LUXEMBOURG
PAULINE MAES

Le samedi 8 juin était la Journée mondiale de l’océan. Si le Luxembourg semble à priori peu concerné par le sujet, compte-tenu de l’absence d’accès à la mer, les Nations Unies rappellent sur leur site web que les océans jouent un rôle primordial dans notre subsistance. «Véritables poumons de notre planète, ils fournissent, par exemple, la plupart de l’oxygène que nous respirons. Ils constituent aussi une source importante de nourriture et de médicaments, et sont un élément essentiel de la biosphère. Il est donc important de sensibiliser le public sur la place fondamentale qu’ils occupent dans notre écosystème, mais également sur l’impact de nos activités humaines», écrit l’ONU. Greenpeace Luxembourg profite de cette journée pour faire entendre sa voix. Sa chargée de communication Pauline Maes fait le point.

«Sous la surface agitée des océans, à des centaines de kilomètres des terres, existe un monde de merveilles, de géants et de chasseurs, de formes de vie anciennes et de cités englouties. Ces eaux situées au-delà des frontières nationales sont le foyer de créatures plus variées encore que dans les forêts tropicales: elles contiennent la chaîne de montagne la plus haute et la plus longue de toute la planète, ainsi que des fosses océaniques assez profondes pour y contenir le mont Everest. Elles sont l’autoroute des tortues, baleines, albatros et thons lors de leurs migrations à travers la Terre. Protéger ces merveilles naturelles est tout simplement LA chose à faire. Ce n’est pas juste une question de bonne conscience: il s’agit de survie.
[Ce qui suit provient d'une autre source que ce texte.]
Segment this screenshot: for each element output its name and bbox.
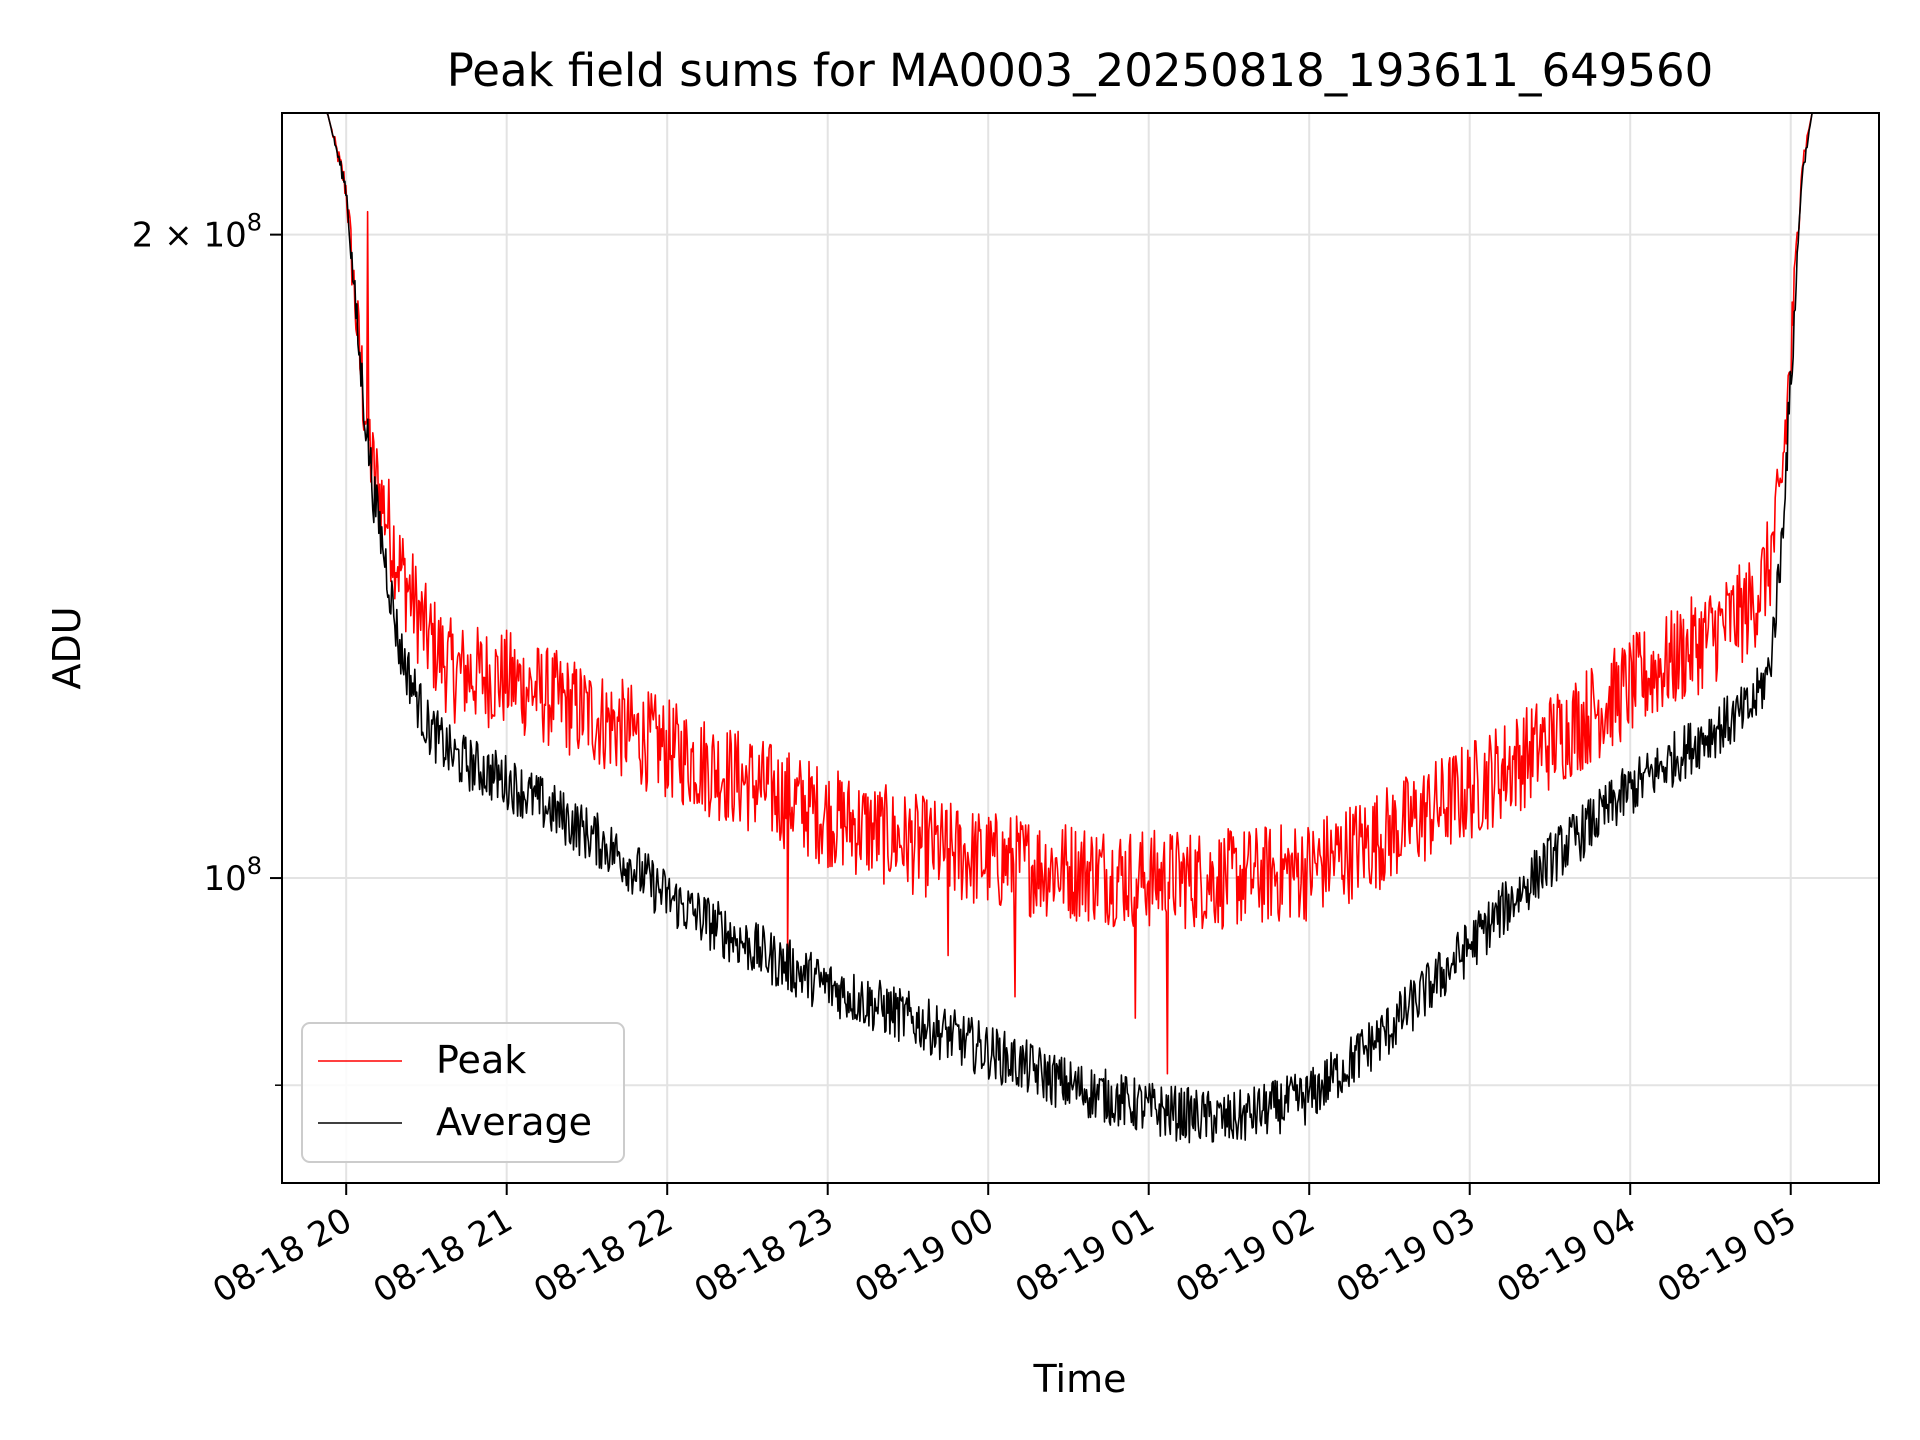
- plot-frame: [281, 112, 1880, 1184]
- y-tick-label: 108: [203, 852, 262, 899]
- y-tick-label: 2 × 108: [132, 209, 262, 256]
- legend-label-average: Average: [436, 1100, 592, 1144]
- legend-label-peak: Peak: [436, 1038, 526, 1082]
- x-axis-label: Time: [1033, 1357, 1127, 1401]
- legend-box: [301, 1022, 625, 1163]
- series-average-line: [282, 112, 1879, 1144]
- y-axis-label: ADU: [45, 606, 89, 689]
- chart-title: Peak field sums for MA0003_20250818_1936…: [447, 44, 1714, 97]
- legend: Peak Average: [301, 1022, 625, 1163]
- series-peak-line: [282, 112, 1879, 1075]
- plot-series: [282, 112, 1879, 1144]
- y-axis-ticks: 2 × 108 108: [132, 209, 282, 1086]
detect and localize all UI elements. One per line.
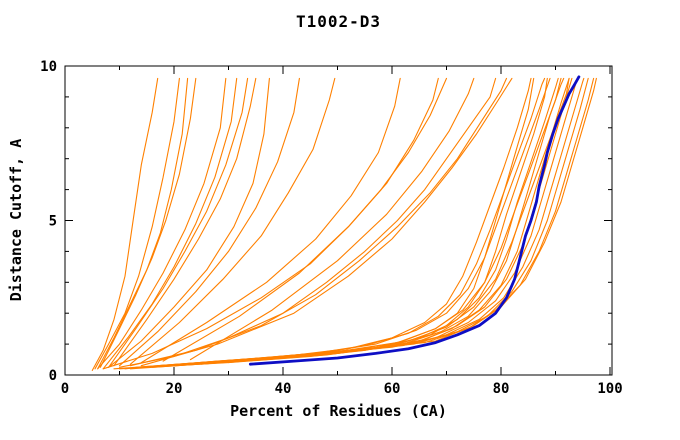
model-curve xyxy=(99,77,197,368)
x-tick-label: 40 xyxy=(275,381,292,397)
model-curve xyxy=(162,77,439,362)
model-curve xyxy=(97,77,189,370)
model-curve xyxy=(140,77,513,367)
model-curve xyxy=(140,77,401,364)
y-tick-label: 10 xyxy=(40,59,57,75)
model-curve xyxy=(108,77,270,368)
model-curve xyxy=(108,77,249,368)
model-curve xyxy=(118,77,535,370)
model-curve xyxy=(184,77,578,365)
model-curve xyxy=(135,77,551,368)
y-tick-label: 0 xyxy=(49,368,57,384)
y-axis-label: Distance Cutoff, A xyxy=(7,138,25,302)
model-curve xyxy=(146,77,562,368)
x-axis-label: Percent of Residues (CA) xyxy=(230,402,447,420)
model-curve xyxy=(157,77,570,367)
model-curve xyxy=(102,77,448,370)
model-curve xyxy=(238,77,597,362)
model-curve xyxy=(118,77,300,367)
highlighted-model-curve xyxy=(248,75,581,366)
model-curve xyxy=(97,77,227,370)
model-curve xyxy=(189,77,475,361)
x-tick-label: 20 xyxy=(166,381,183,397)
chart-title: T1002-D3 xyxy=(295,12,382,31)
x-tick-label: 0 xyxy=(61,381,69,397)
model-curve xyxy=(129,77,336,365)
y-tick-label: 5 xyxy=(49,214,57,230)
x-tick-label: 80 xyxy=(493,381,510,397)
x-tick-label: 60 xyxy=(384,381,401,397)
model-curve xyxy=(227,77,595,364)
model-curve xyxy=(173,77,573,367)
model-curve xyxy=(102,77,238,370)
model-curve xyxy=(91,77,159,371)
model-curve xyxy=(94,77,180,370)
model-curve xyxy=(113,77,257,367)
x-tick-label: 100 xyxy=(597,381,622,397)
model-curve xyxy=(129,77,508,367)
model-curve xyxy=(118,77,497,368)
model-curve xyxy=(162,77,570,367)
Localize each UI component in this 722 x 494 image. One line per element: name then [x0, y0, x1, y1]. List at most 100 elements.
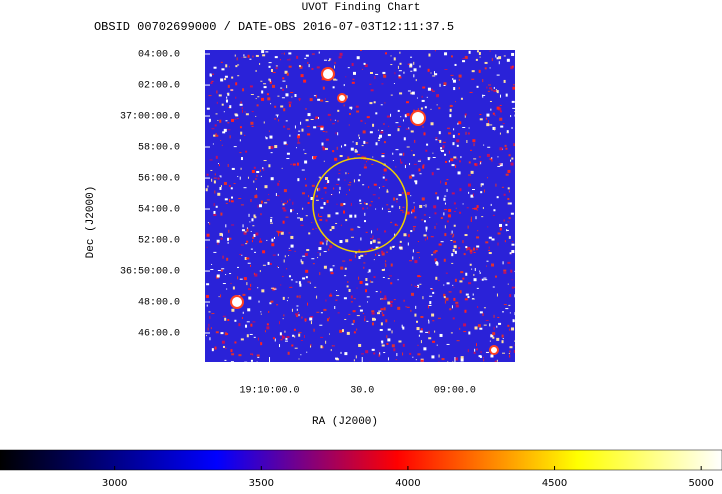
pixel: [425, 229, 427, 232]
pixel: [409, 63, 413, 67]
pixel: [470, 149, 473, 151]
pixel: [243, 277, 247, 281]
pixel: [437, 361, 440, 362]
pixel: [427, 319, 429, 321]
pixel: [320, 206, 324, 209]
pixel: [355, 252, 358, 254]
pixel: [211, 313, 215, 315]
pixel: [431, 313, 435, 317]
pixel: [485, 117, 487, 120]
pixel: [311, 258, 315, 260]
pixel: [496, 106, 500, 110]
pixel: [449, 108, 452, 112]
pixel: [421, 95, 423, 98]
pixel: [281, 167, 283, 169]
pixel: [490, 334, 494, 338]
pixel: [387, 134, 391, 137]
pixel: [349, 214, 353, 218]
pixel: [468, 50, 471, 54]
pixel: [260, 80, 263, 82]
pixel: [334, 65, 336, 69]
pixel: [456, 144, 459, 147]
pixel: [384, 263, 386, 265]
pixel: [457, 133, 460, 136]
pixel: [310, 119, 314, 121]
pixel: [273, 288, 277, 290]
pixel: [346, 194, 348, 196]
pixel: [251, 125, 254, 127]
pixel: [437, 317, 441, 319]
pixel: [349, 113, 352, 116]
pixel: [347, 172, 349, 174]
pixel: [358, 134, 360, 137]
pixel: [274, 145, 278, 149]
pixel: [473, 351, 476, 354]
pixel: [474, 163, 477, 166]
pixel: [371, 163, 374, 165]
y-tick-label: 04:00.0: [138, 50, 180, 61]
pixel: [389, 246, 392, 250]
pixel: [344, 318, 347, 320]
pixel: [435, 139, 438, 141]
pixel: [263, 160, 267, 162]
pixel: [260, 342, 263, 346]
pixel: [414, 216, 417, 219]
pixel: [488, 84, 492, 86]
pixel: [239, 139, 241, 142]
pixel: [426, 96, 428, 98]
pixel: [512, 319, 515, 323]
y-tick-label: 36:50:00.0: [120, 267, 180, 278]
pixel: [496, 57, 499, 60]
pixel: [280, 105, 284, 108]
pixel: [458, 121, 462, 125]
pixel: [459, 327, 461, 330]
pixel: [473, 158, 477, 160]
pixel: [240, 167, 242, 170]
pixel: [501, 334, 504, 338]
pixel: [292, 334, 295, 337]
pixel: [412, 256, 414, 260]
pixel: [363, 262, 366, 264]
pixel: [280, 87, 283, 89]
pixel: [297, 312, 299, 314]
pixel: [390, 303, 393, 307]
pixel: [216, 90, 218, 94]
pixel: [440, 149, 442, 151]
pixel: [494, 127, 496, 131]
pixel: [482, 357, 484, 359]
pixel: [347, 156, 350, 160]
pixel: [241, 107, 243, 110]
pixel: [291, 209, 294, 211]
pixel: [250, 353, 254, 355]
pixel: [452, 361, 454, 362]
pixel: [450, 74, 454, 76]
pixel: [377, 241, 381, 244]
pixel: [298, 332, 302, 334]
x-tick-label: 09:00.0: [434, 386, 476, 397]
pixel: [320, 127, 324, 131]
pixel: [409, 352, 412, 355]
pixel: [452, 142, 455, 146]
pixel: [385, 52, 388, 55]
pixel: [296, 213, 298, 215]
pixel: [495, 88, 497, 92]
pixel: [215, 113, 218, 115]
pixel: [467, 132, 470, 135]
pixel: [470, 216, 472, 220]
pixel: [256, 171, 260, 174]
pixel: [412, 154, 415, 157]
pixel: [321, 346, 324, 349]
pixel: [351, 62, 354, 66]
pixel: [255, 115, 257, 117]
pixel: [311, 67, 314, 70]
pixel: [482, 94, 484, 98]
y-tick-label: 37:00:00.0: [120, 112, 180, 123]
pixel: [396, 200, 398, 203]
pixel: [510, 66, 514, 70]
pixel: [227, 241, 229, 244]
pixel: [369, 204, 372, 207]
pixel: [233, 146, 237, 148]
pixel: [430, 122, 434, 126]
pixel: [366, 296, 370, 298]
pixel: [371, 317, 375, 321]
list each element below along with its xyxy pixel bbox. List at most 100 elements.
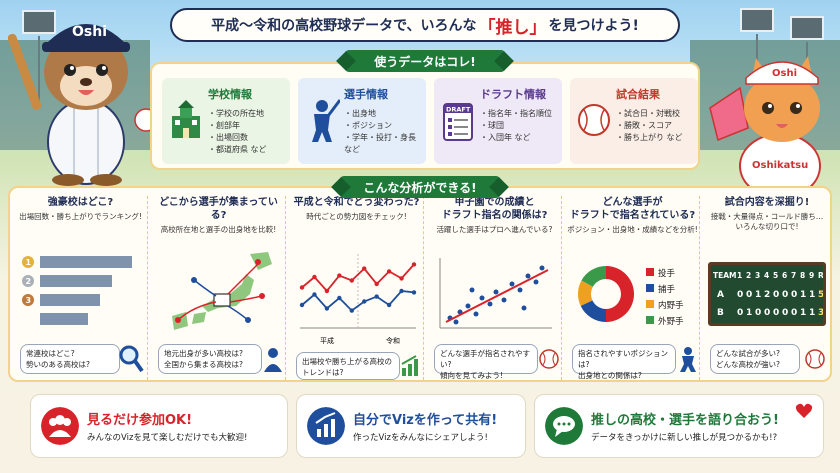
series-point-blue — [374, 294, 379, 299]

Les océans produisent la moitié de l’oxygène que nous respirons et pourvoient suffisamment de nourriture pour un milliard d’individus. La destruction de la biodiversité marine est donc aussi un enjeu de sécurité alimentaire pour l’être humain. De plus, parce qu’ils absorbent des quantités phénoménales de dioxyde de carbone, ils sont aussi notre meilleure défense contre le changement climatique. Et pourtant, nous continuons d’infliger aux océans les ravages de notre activité industrielle. Des dérèglements climatiques à la pollution plastique et chimique, en passant par l’exploration minière en eaux profondes et la surpêche.… ils sont en proie à des menaces de plus en plus nombreuses. Nous devons sortir de cette logique d’exploitation. C’est pourquoi créer des sanctuaires marins est primordial: l’objectif est de protéger tous les écosystèmes et, in fine, de préserver notre avenir. Aucune activité d’extraction et d’exploration, de pêche industrielle ou d’élimination des déchets ne doit être autorisée au sein de ces réserves marines. Les sites à privilégier sont les zones de reproduction des poissons, les habitats vulnérables (récifs coralliens, monts sous-marins, etc.) et les zones abritant des espèces uniques et/ou surexploitées comme la baleine et le thon rouge. Ces réserves sont un bon outil de conservation mais aussi de gestion des ressources marines car elles permettent notamment la reconstitution des stocks. Mais ceux qui profitent du pillage des océans travaillent dur pour les faire annuler; et c’est à nous, citoyen(ne)s, de les en empêcher. Et si on se mettait à traiter les océans comme ils le méritent?»